Our first stop was one we hadn't planned or even thought of when we thought of visiting Palm Springs. In fact, I'm not sure how we even arrived in a quiet residential neighborhood at the corner of Granvia Valmonte and N Arquilla.
But one quick glance told us exactly we were outside the Robo Lights Sculpture Garden, otherwise known as the family home of Kenny Irwin, Jr. Giant dinosaurs and robots adorn the lawn, while colorful towers of junk just behind the fence. Tours of the magical world of Mr. Irwin are available, but we opted to move on in search of the Mid-Century Modern architecture we came to see.

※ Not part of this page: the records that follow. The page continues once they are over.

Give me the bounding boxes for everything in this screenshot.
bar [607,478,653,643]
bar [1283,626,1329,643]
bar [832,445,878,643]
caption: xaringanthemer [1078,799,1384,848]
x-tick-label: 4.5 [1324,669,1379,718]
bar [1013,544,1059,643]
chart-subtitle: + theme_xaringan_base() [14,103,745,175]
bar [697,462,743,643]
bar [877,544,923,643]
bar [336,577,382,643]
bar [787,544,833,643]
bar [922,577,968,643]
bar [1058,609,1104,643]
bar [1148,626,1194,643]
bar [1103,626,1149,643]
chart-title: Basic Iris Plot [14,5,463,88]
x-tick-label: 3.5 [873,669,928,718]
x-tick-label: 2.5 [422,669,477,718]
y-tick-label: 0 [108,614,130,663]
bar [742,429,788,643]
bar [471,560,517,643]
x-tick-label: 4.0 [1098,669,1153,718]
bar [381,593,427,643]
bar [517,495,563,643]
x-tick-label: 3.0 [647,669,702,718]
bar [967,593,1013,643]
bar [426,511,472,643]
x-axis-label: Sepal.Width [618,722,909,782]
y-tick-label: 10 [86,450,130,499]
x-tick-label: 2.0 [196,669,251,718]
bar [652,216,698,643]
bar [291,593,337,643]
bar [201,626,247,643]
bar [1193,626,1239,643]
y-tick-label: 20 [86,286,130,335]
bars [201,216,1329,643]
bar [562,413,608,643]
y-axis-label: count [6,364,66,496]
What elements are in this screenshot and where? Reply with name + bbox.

Finding Mid-Century Modern architecture in Palm Springs wasn't hard. There are stellar examples of the style on just about every street. Knowing that we wouldn't have much time while visiting Palm Springs, we'd done a little research to find a few must-see homes and buildings. We just wanted to get a taste of what visiting Palm Springs has to offer for Mid-Century Modern lovers.
In preparation for our day trip to Palm Springs, I'd found a self-guided tour online at mid-century-modern.net, as well as a turn-by-turn tour at GPS my City. Using the guides we spent the day exploring Hollywood's Playground, driving past the former homes of stars like Marilyn Monroe, Elvis Presley and more. The more we explored, the more apparent it became that Palm Springs is the Mid-Century Modern Mecca. By the time we finished our tour we knew we'd be back for more.
A Taste of the Desert
We ventured into the city center for lunch, determined to find something uniquely, Palm Springs. After walking for a while along Palm Canyon Dr, we settled on a little sandwich spot with good reviews and a line stretched out of the door. The Sandwich Spot was unassuming, poorly air-conditioned and chaotic. But one bite of my sandwich, and it was all worth it.

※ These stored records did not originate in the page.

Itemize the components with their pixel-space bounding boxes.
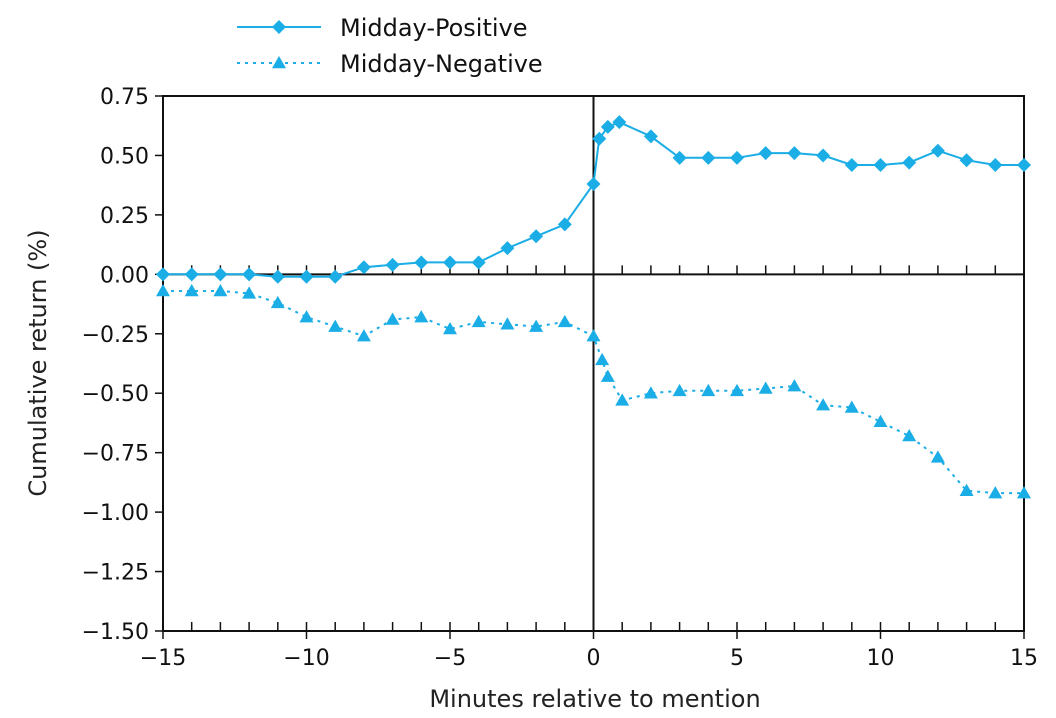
x-tick-label: 15 <box>1010 646 1038 671</box>
data-point-midday-negative <box>156 283 170 297</box>
data-point-midday-positive <box>356 260 371 275</box>
data-point-midday-positive <box>385 257 400 272</box>
y-axis-title: Cumulative return (%) <box>24 229 52 496</box>
data-point-midday-negative <box>844 400 859 413</box>
data-point-midday-negative <box>758 381 773 394</box>
data-point-midday-positive <box>787 146 802 161</box>
data-point-midday-negative <box>299 310 314 323</box>
data-point-midday-positive <box>959 153 974 168</box>
data-point-midday-positive <box>328 269 343 284</box>
data-point-midday-negative <box>557 314 572 328</box>
legend-label-midday-negative: Midday-Negative <box>340 50 543 78</box>
data-point-midday-positive <box>730 150 744 165</box>
data-point-midday-negative <box>242 286 257 299</box>
legend-item-midday-positive: Midday-Positive <box>237 14 528 42</box>
y-tick-label: 0.75 <box>100 85 149 110</box>
data-point-midday-negative <box>529 319 544 332</box>
data-point-midday-negative <box>443 322 457 335</box>
data-point-midday-positive <box>816 148 831 163</box>
data-point-midday-negative <box>500 317 515 330</box>
data-point-midday-negative <box>356 329 371 342</box>
y-tick-label: 0.25 <box>100 204 149 229</box>
data-point-midday-negative <box>600 369 615 382</box>
data-point-midday-positive <box>902 155 917 170</box>
data-point-midday-negative <box>615 393 630 406</box>
data-point-midday-positive <box>270 269 285 284</box>
x-axis: −15 −10 −5 0 5 10 15 <box>140 631 1038 671</box>
data-point-midday-negative <box>730 383 744 397</box>
data-point-midday-positive <box>701 150 716 165</box>
legend-marker-midday-negative <box>272 56 286 69</box>
data-point-midday-positive <box>242 267 257 282</box>
legend-item-midday-negative: Midday-Negative <box>237 50 543 78</box>
data-point-midday-positive <box>612 115 627 130</box>
y-tick-label: −1.00 <box>82 501 149 526</box>
data-point-midday-negative <box>902 429 917 442</box>
series-layer <box>156 115 1031 499</box>
data-point-midday-positive <box>414 255 429 270</box>
data-point-midday-positive <box>586 176 601 191</box>
data-point-midday-positive <box>930 143 945 158</box>
data-point-midday-positive <box>471 255 486 270</box>
y-tick-label: −1.50 <box>82 620 149 645</box>
data-point-midday-positive <box>592 131 607 146</box>
data-point-midday-negative <box>672 383 687 397</box>
data-point-midday-negative <box>184 283 199 297</box>
data-point-midday-positive <box>758 146 773 161</box>
data-point-midday-negative <box>701 383 716 397</box>
y-tick-label: 0.50 <box>100 144 149 169</box>
data-point-midday-positive <box>443 255 457 270</box>
data-point-midday-positive <box>557 217 572 232</box>
x-tick-label: −15 <box>140 646 186 671</box>
data-point-midday-negative <box>787 379 802 392</box>
data-point-midday-positive <box>184 267 199 282</box>
data-point-midday-negative <box>471 314 486 328</box>
data-point-midday-negative <box>328 319 343 332</box>
y-tick-label: −1.25 <box>82 561 149 586</box>
data-point-midday-negative <box>988 486 1003 499</box>
y-axis: 0.75 0.50 0.25 0.00 −0.25 −0.50 −0.75 −1.00 −1.2… <box>82 85 163 645</box>
data-point-midday-positive <box>844 157 859 172</box>
data-point-midday-positive <box>672 150 687 165</box>
data-point-midday-negative <box>643 386 658 399</box>
x-tick-label: 0 <box>587 646 601 671</box>
data-point-midday-positive <box>873 157 888 172</box>
data-point-midday-positive <box>213 267 228 282</box>
data-point-midday-negative <box>270 295 285 309</box>
y-tick-label: −0.75 <box>82 442 149 467</box>
data-point-midday-positive <box>299 269 314 284</box>
y-tick-label: −0.50 <box>82 382 149 407</box>
data-point-midday-negative <box>385 312 400 325</box>
series-line-midday-negative <box>163 290 1024 495</box>
data-point-midday-negative <box>873 414 888 428</box>
data-point-midday-positive <box>500 241 515 256</box>
data-point-midday-negative <box>414 310 429 323</box>
data-point-midday-positive <box>529 229 544 244</box>
data-point-midday-negative <box>1017 486 1031 499</box>
data-point-midday-negative <box>595 352 610 366</box>
data-point-midday-negative <box>213 283 228 297</box>
data-point-midday-positive <box>1017 157 1031 172</box>
x-axis-title: Minutes relative to mention <box>429 685 760 713</box>
data-point-midday-negative <box>959 483 974 496</box>
data-point-midday-positive <box>988 157 1003 172</box>
data-point-midday-negative <box>586 329 601 342</box>
data-point-midday-positive <box>156 267 170 282</box>
x-tick-label: 10 <box>867 646 895 671</box>
data-point-midday-negative <box>930 450 945 463</box>
data-point-midday-positive <box>643 129 658 144</box>
y-tick-label: −0.25 <box>82 323 149 348</box>
x-tick-label: −10 <box>283 646 329 671</box>
x-tick-label: −5 <box>434 646 466 671</box>
legend-marker-midday-positive <box>272 20 286 34</box>
y-tick-label: 0.00 <box>100 263 149 288</box>
legend-label-midday-positive: Midday-Positive <box>340 14 528 42</box>
x-tick-label: 5 <box>730 646 744 671</box>
data-point-midday-negative <box>816 398 831 411</box>
legend: Midday-Positive Midday-Negative <box>237 14 543 78</box>
data-point-midday-positive <box>600 119 615 134</box>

Deceivingly simple, the menu offers over 25 specialty sandwiches including a make-your-own option. After what seemed like forever I eventually decided on the Dinah, a chicken/bacon/avocado on freshly-made Dutch Crunch bread. Trust me when I tell you to look past the line for what was truly an amazing dining experience. I highly recommend the Sandwich Spot for any sandwich lover.
Enjoying the Desert Art
With the heat beating down on us, we searched for shops and galleries to escape the sun. One that stuck out was the Nat Reed Gallery. Sticking with the Mid-Century Modern theme, we wandered into the brightly lit space and soon found ourselves ogling over the colorful art of Nat Reed. Reed's Googie style is entertaining, conjuring a time when outer space, tiki, and TV trays were mainstream. We lingered a little longer over the playful pieces, enjoying the air conditioning and the art equally.
Last but not least
After finding our way back to our car, we set out to explore a few more Mid-Century Modern attractions on our way out of town. The Bank of America building and the Washington Mutual Building drew us in, forcing us to take a few detours to circle back around for better views. We headed out of town with one final stop to make, having saved the best for last.
The Palm Springs Visitor Center welcomes newcomers like a homing beacon transporting visitors back to some space age past. The cantilevered roof protrudes space, floating effortlessly. Walking into the Visitor Center felt almost foreign. I halfway expected Don Draper to greet me and offer to show me around the stunning example of Mid-Century Modern architecture. But, alas, there was no Don Draper. Maybe he was riding the Palm Springs Aerial Tramway...
Our fill of desert heat and Mid-Century Modern architecture, we set off to return to Idyllwild for the night. As the palm trees disappeared in the rearview mirror I was already planning a way to return to Hollywood's Playground for more Mid-Century Modern fun.
Tip: Begin your visit at the Visitor's Center. Pick up your copy of the Map of Modern Palm Springs, a value at only $5. The map features over 80 homes and buildings and was created by the Palm Springs Modern Committee, who work diligently to preserve the best of Palm Springs Mid-Century Modern architecture. Don't want to stop for the map? Then check out the app!